Angela calls the tall Christmas tree in the comfortable family room, also part of the addition, the “Norman Rockwell” tree because of its traditional decorations. The tree, which is Rand’s favorite, stands about a story and a half tall and looks out a large window into the backyard. Underneath the tree, a train circles an elaborate snowy seaside village that Cuyler sets up every Christmas.
The couple spares no effort is in decorating the outside of the house either. A wreath adorns every window and colorful displays of fruit welcome carolers and guests at both the front and back doors. The scene won first prize for outdoor display in last year’s holiday decorating contest held by the Newburyport Garden Club.
Angela, who is an electrical engineer, takes a creative, thoughtful approach to holiday decorating, finding ornaments and ideas everywhere. “If you have a good eye, you can find stuff a lot of different places,” she says. On a trip to Raleigh-Durham, N.C., she found pinecones larger than the ones in New England and so brought them back with her on the plane as carry-on luggage. “I had a big laundry bag from the hotel room filled with pinecones,” she says. Angela also sprays gold paint onto sand dollar shells collected during a vacation and large clamshells she purchased from a cooking store, which make up a wreath on the inside of the front door.
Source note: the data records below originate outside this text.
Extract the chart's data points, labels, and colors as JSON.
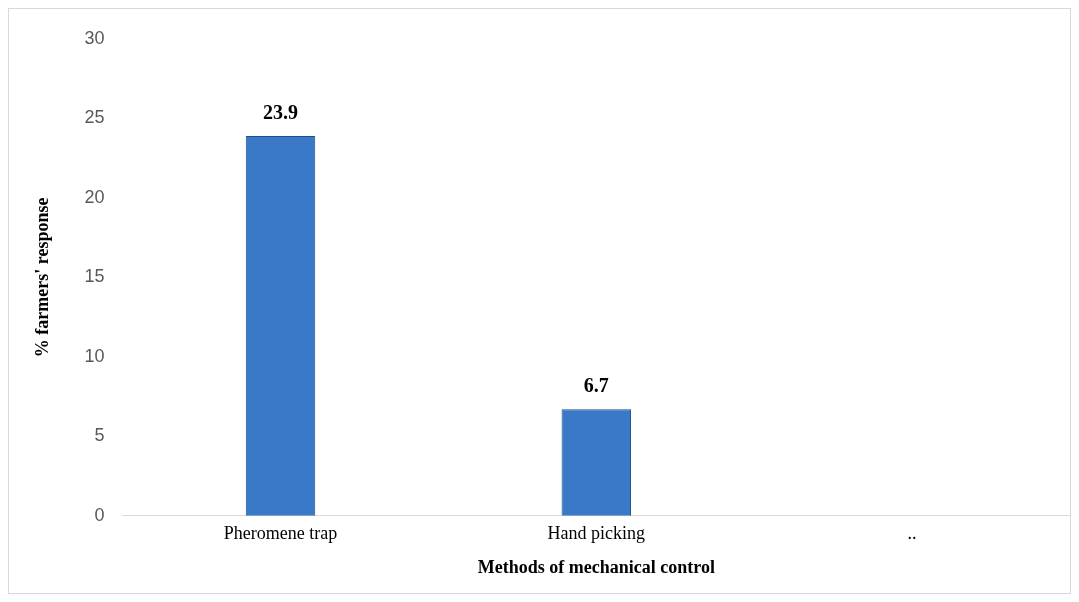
{
  "chart_data": {
    "type": "bar",
    "xlabel": "Methods of mechanical control",
    "ylabel": "% farmers' response",
    "categories": [
      "Pheromene trap",
      "Hand picking",
      ".."
    ],
    "values": [
      23.9,
      6.7,
      null
    ],
    "color": "#3a78c8",
    "ylim": [
      0,
      30
    ],
    "yticks": [
      0,
      5,
      10,
      15,
      20,
      25,
      30
    ],
    "grid": false,
    "data_labels": true
  }
}
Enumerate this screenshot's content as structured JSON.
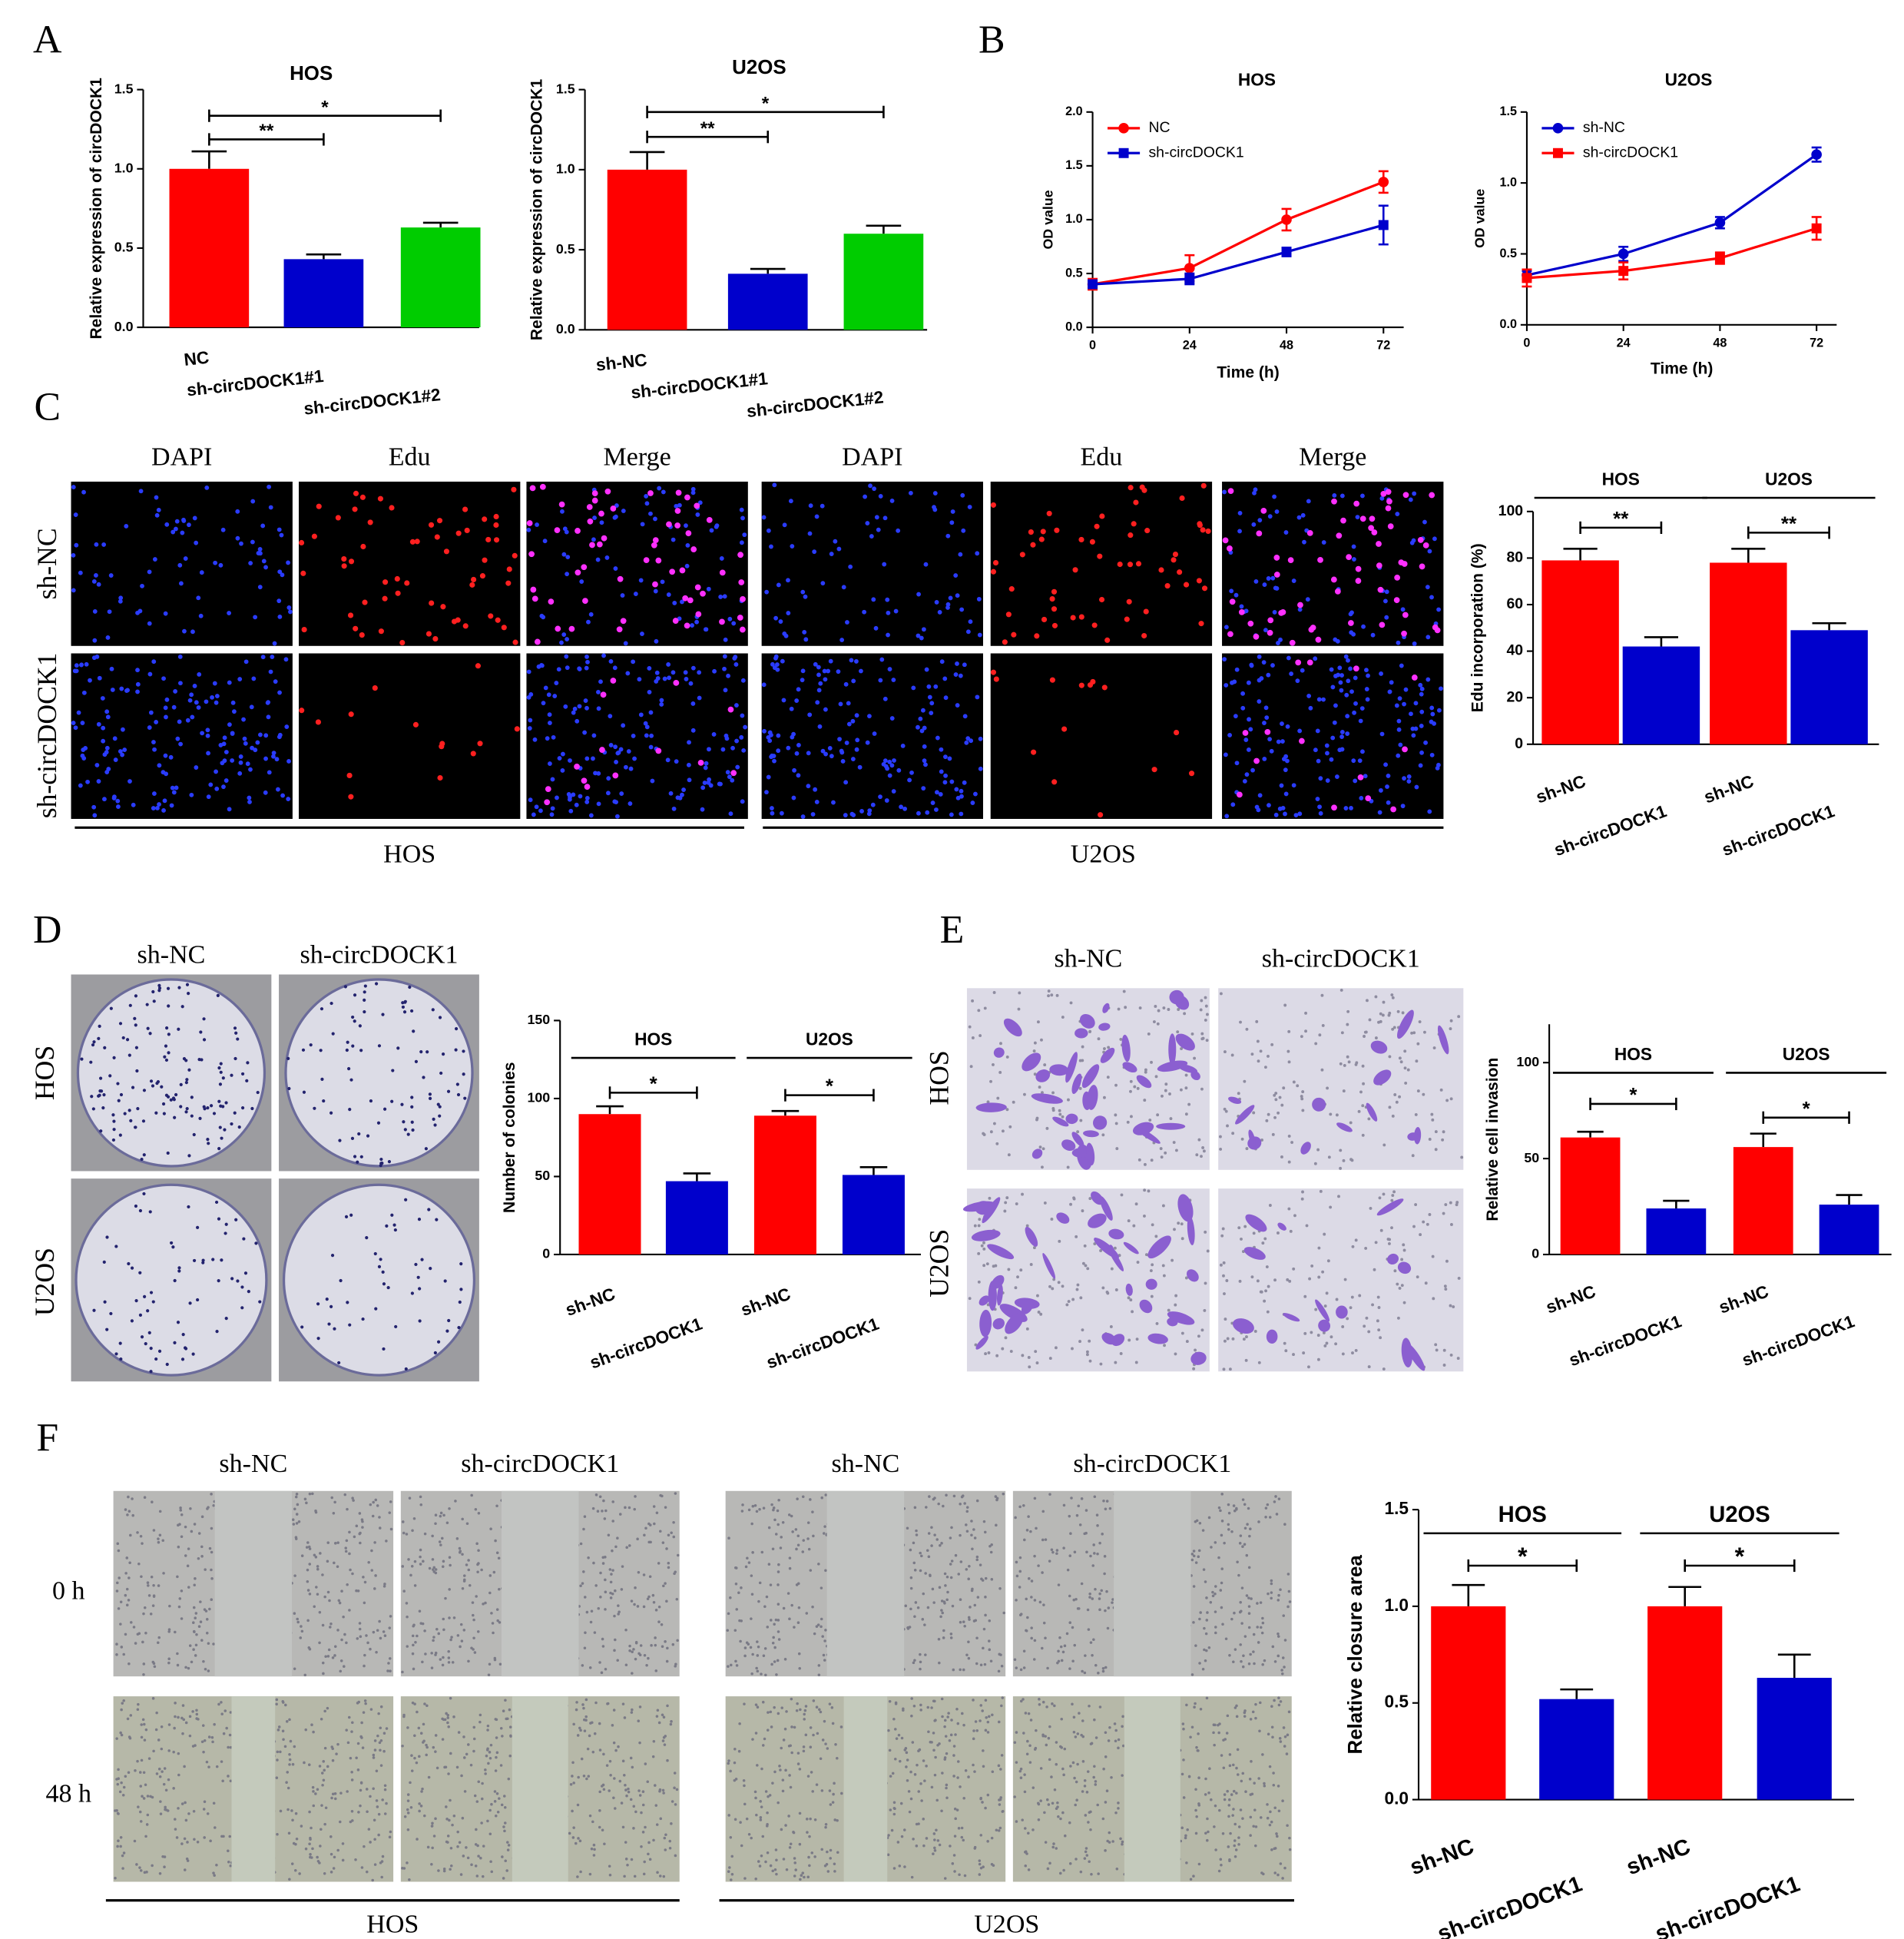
{
  "figure": {
    "panels": [
      "A",
      "B",
      "C",
      "D",
      "E",
      "F"
    ],
    "edu": {
      "columns": [
        "DAPI",
        "Edu",
        "Merge",
        "DAPI",
        "Edu",
        "Merge"
      ],
      "rows": [
        "sh-NC",
        "sh-circDOCK1"
      ],
      "groups": [
        "HOS",
        "U2OS"
      ]
    },
    "colony": {
      "columns": [
        "sh-NC",
        "sh-circDOCK1"
      ],
      "rows": [
        "HOS",
        "U2OS"
      ]
    },
    "invasion": {
      "columns": [
        "sh-NC",
        "sh-circDOCK1"
      ],
      "rows": [
        "HOS",
        "U2OS"
      ]
    },
    "wound": {
      "columns": [
        "sh-NC",
        "sh-circDOCK1",
        "sh-NC",
        "sh-circDOCK1"
      ],
      "rows": [
        "0 h",
        "48 h"
      ],
      "groups": [
        "HOS",
        "U2OS"
      ]
    }
  },
  "chart_data": [
    {
      "type": "bar",
      "title": "HOS",
      "ylabel": "Relative expression of circDOCK1",
      "categories": [
        "NC",
        "sh-circDOCK1#1",
        "sh-circDOCK1#2"
      ],
      "values": [
        1.0,
        0.43,
        0.63
      ],
      "errors": [
        0.11,
        0.03,
        0.03
      ],
      "colors": [
        "#ff0000",
        "#0000cc",
        "#00cc00"
      ],
      "ylim": [
        0,
        1.5
      ],
      "yticks": [
        {
          "value": 0,
          "label": "0.0"
        },
        0.5,
        {
          "value": 1,
          "label": "1.0"
        },
        1.5
      ],
      "comparisons": [
        {
          "label": "**",
          "pair": [
            0,
            1
          ]
        },
        {
          "label": "*",
          "pair": [
            0,
            2
          ]
        }
      ]
    },
    {
      "type": "bar",
      "title": "U2OS",
      "ylabel": "Relative expression of circDOCK1",
      "categories": [
        "sh-NC",
        "sh-circDOCK1#1",
        "sh-circDOCK1#2"
      ],
      "values": [
        1.0,
        0.35,
        0.6
      ],
      "errors": [
        0.11,
        0.03,
        0.05
      ],
      "colors": [
        "#ff0000",
        "#0000cc",
        "#00cc00"
      ],
      "ylim": [
        0,
        1.5
      ],
      "yticks": [
        {
          "value": 0,
          "label": "0.0"
        },
        0.5,
        {
          "value": 1,
          "label": "1.0"
        },
        1.5
      ],
      "comparisons": [
        {
          "label": "**",
          "pair": [
            0,
            1
          ]
        },
        {
          "label": "*",
          "pair": [
            0,
            2
          ]
        }
      ]
    },
    {
      "type": "line",
      "title": "HOS",
      "xlabel": "Time (h)",
      "ylabel": "OD value",
      "x": [
        0,
        24,
        48,
        72
      ],
      "xlim": [
        0,
        77
      ],
      "xticks": [
        0,
        24,
        48,
        72
      ],
      "ylim": [
        0,
        2
      ],
      "yticks": [
        {
          "value": 0,
          "label": "0.0"
        },
        0.5,
        {
          "value": 1,
          "label": "1.0"
        },
        1.5,
        {
          "value": 2,
          "label": "2.0"
        }
      ],
      "legend": "upper left",
      "series": [
        {
          "name": "NC",
          "color": "#ff0000",
          "marker": "circle",
          "values": [
            0.4,
            0.55,
            1.0,
            1.35
          ],
          "errors": [
            0.05,
            0.12,
            0.1,
            0.1
          ]
        },
        {
          "name": "sh-circDOCK1",
          "color": "#0000cc",
          "marker": "square",
          "values": [
            0.4,
            0.45,
            0.7,
            0.95
          ],
          "errors": [
            0.03,
            0.05,
            0.04,
            0.18
          ]
        }
      ]
    },
    {
      "type": "line",
      "title": "U2OS",
      "xlabel": "Time (h)",
      "ylabel": "OD value",
      "x": [
        0,
        24,
        48,
        72
      ],
      "xlim": [
        0,
        77
      ],
      "xticks": [
        0,
        24,
        48,
        72
      ],
      "ylim": [
        0,
        1.5
      ],
      "yticks": [
        {
          "value": 0,
          "label": "0.0"
        },
        0.5,
        {
          "value": 1,
          "label": "1.0"
        },
        1.5
      ],
      "legend": "upper left",
      "series": [
        {
          "name": "sh-NC",
          "color": "#0000cc",
          "marker": "circle",
          "values": [
            0.35,
            0.5,
            0.72,
            1.2
          ],
          "errors": [
            0.03,
            0.05,
            0.04,
            0.05
          ]
        },
        {
          "name": "sh-circDOCK1",
          "color": "#ff0000",
          "marker": "square",
          "values": [
            0.33,
            0.38,
            0.47,
            0.68
          ],
          "errors": [
            0.06,
            0.06,
            0.04,
            0.08
          ]
        }
      ]
    },
    {
      "type": "bar",
      "ylabel": "Edu incorporation (%)",
      "categories": [
        "sh-NC",
        "sh-circDOCK1",
        "sh-NC",
        "sh-circDOCK1"
      ],
      "values": [
        79,
        42,
        78,
        49
      ],
      "errors": [
        5,
        4,
        6,
        3
      ],
      "colors": [
        "#ff0000",
        "#0000cc",
        "#ff0000",
        "#0000cc"
      ],
      "ylim": [
        0,
        100
      ],
      "yticks": [
        0,
        20,
        40,
        60,
        80,
        100
      ],
      "groups": [
        {
          "name": "HOS",
          "members": [
            0,
            1
          ]
        },
        {
          "name": "U2OS",
          "members": [
            2,
            3
          ]
        }
      ],
      "comparisons": [
        {
          "label": "**",
          "pair": [
            0,
            1
          ]
        },
        {
          "label": "**",
          "pair": [
            2,
            3
          ]
        }
      ]
    },
    {
      "type": "bar",
      "ylabel": "Number of colonies",
      "categories": [
        "sh-NC",
        "sh-circDOCK1",
        "sh-NC",
        "sh-circDOCK1"
      ],
      "values": [
        90,
        47,
        89,
        51
      ],
      "errors": [
        5,
        5,
        3,
        5
      ],
      "colors": [
        "#ff0000",
        "#0000cc",
        "#ff0000",
        "#0000cc"
      ],
      "ylim": [
        0,
        150
      ],
      "yticks": [
        0,
        50,
        100,
        150
      ],
      "groups": [
        {
          "name": "HOS",
          "members": [
            0,
            1
          ]
        },
        {
          "name": "U2OS",
          "members": [
            2,
            3
          ]
        }
      ],
      "comparisons": [
        {
          "label": "*",
          "pair": [
            0,
            1
          ]
        },
        {
          "label": "*",
          "pair": [
            2,
            3
          ]
        }
      ]
    },
    {
      "type": "bar",
      "ylabel": "Relative cell invasion",
      "categories": [
        "sh-NC",
        "sh-circDOCK1",
        "sh-NC",
        "sh-circDOCK1"
      ],
      "values": [
        61,
        24,
        56,
        26
      ],
      "errors": [
        3,
        4,
        7,
        5
      ],
      "colors": [
        "#ff0000",
        "#0000cc",
        "#ff0000",
        "#0000cc"
      ],
      "ylim": [
        0,
        120
      ],
      "yticks": [
        0,
        50,
        100
      ],
      "groups": [
        {
          "name": "HOS",
          "members": [
            0,
            1
          ]
        },
        {
          "name": "U2OS",
          "members": [
            2,
            3
          ]
        }
      ],
      "comparisons": [
        {
          "label": "*",
          "pair": [
            0,
            1
          ]
        },
        {
          "label": "*",
          "pair": [
            2,
            3
          ]
        }
      ]
    },
    {
      "type": "bar",
      "ylabel": "Relative closure area",
      "categories": [
        "sh-NC",
        "sh-circDOCK1",
        "sh-NC",
        "sh-circDOCK1"
      ],
      "values": [
        1.0,
        0.52,
        1.0,
        0.63
      ],
      "errors": [
        0.11,
        0.05,
        0.1,
        0.12
      ],
      "colors": [
        "#ff0000",
        "#0000cc",
        "#ff0000",
        "#0000cc"
      ],
      "ylim": [
        0,
        1.5
      ],
      "yticks": [
        {
          "value": 0,
          "label": "0.0"
        },
        0.5,
        {
          "value": 1,
          "label": "1.0"
        },
        1.5
      ],
      "groups": [
        {
          "name": "HOS",
          "members": [
            0,
            1
          ]
        },
        {
          "name": "U2OS",
          "members": [
            2,
            3
          ]
        }
      ],
      "comparisons": [
        {
          "label": "*",
          "pair": [
            0,
            1
          ]
        },
        {
          "label": "*",
          "pair": [
            2,
            3
          ]
        }
      ]
    }
  ]
}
“You don’t have to spend a lot of money if you’re creative,” notes Angela, who says that she won’t spend more than five dollars on an ornament.
A neighbor calls the barn “Santa’s workshop” since Rand, a mechanical engineer, and part-time woodworker, builds many of the displays from his workshop within.
“My husband’s really creative, too so I’ll give him a picture and say go make this,” says Angela. One year she asked for an artificial tree that was tall yet skinny enough to fit by the door in the front hall. At the time, it was difficult to find artificial trees that were anything but traditional size and shape. Rand went to K-mart, bought two Martha Stewart four-foot trees, and fashioned them into one perfect looking eight-foot tree.
Angela has discovered that the house’s holiday cheer affects even those who have never been inside. Once she was at a party where one of the guests mentioned how much she loved a certain house on High Street that was always decked out for the holidays, with wreaths on every window. It was, of course, the Ackroyd home. “That’s my house,” said Angela, who naturally invited the woman for a visit, “I love it too.”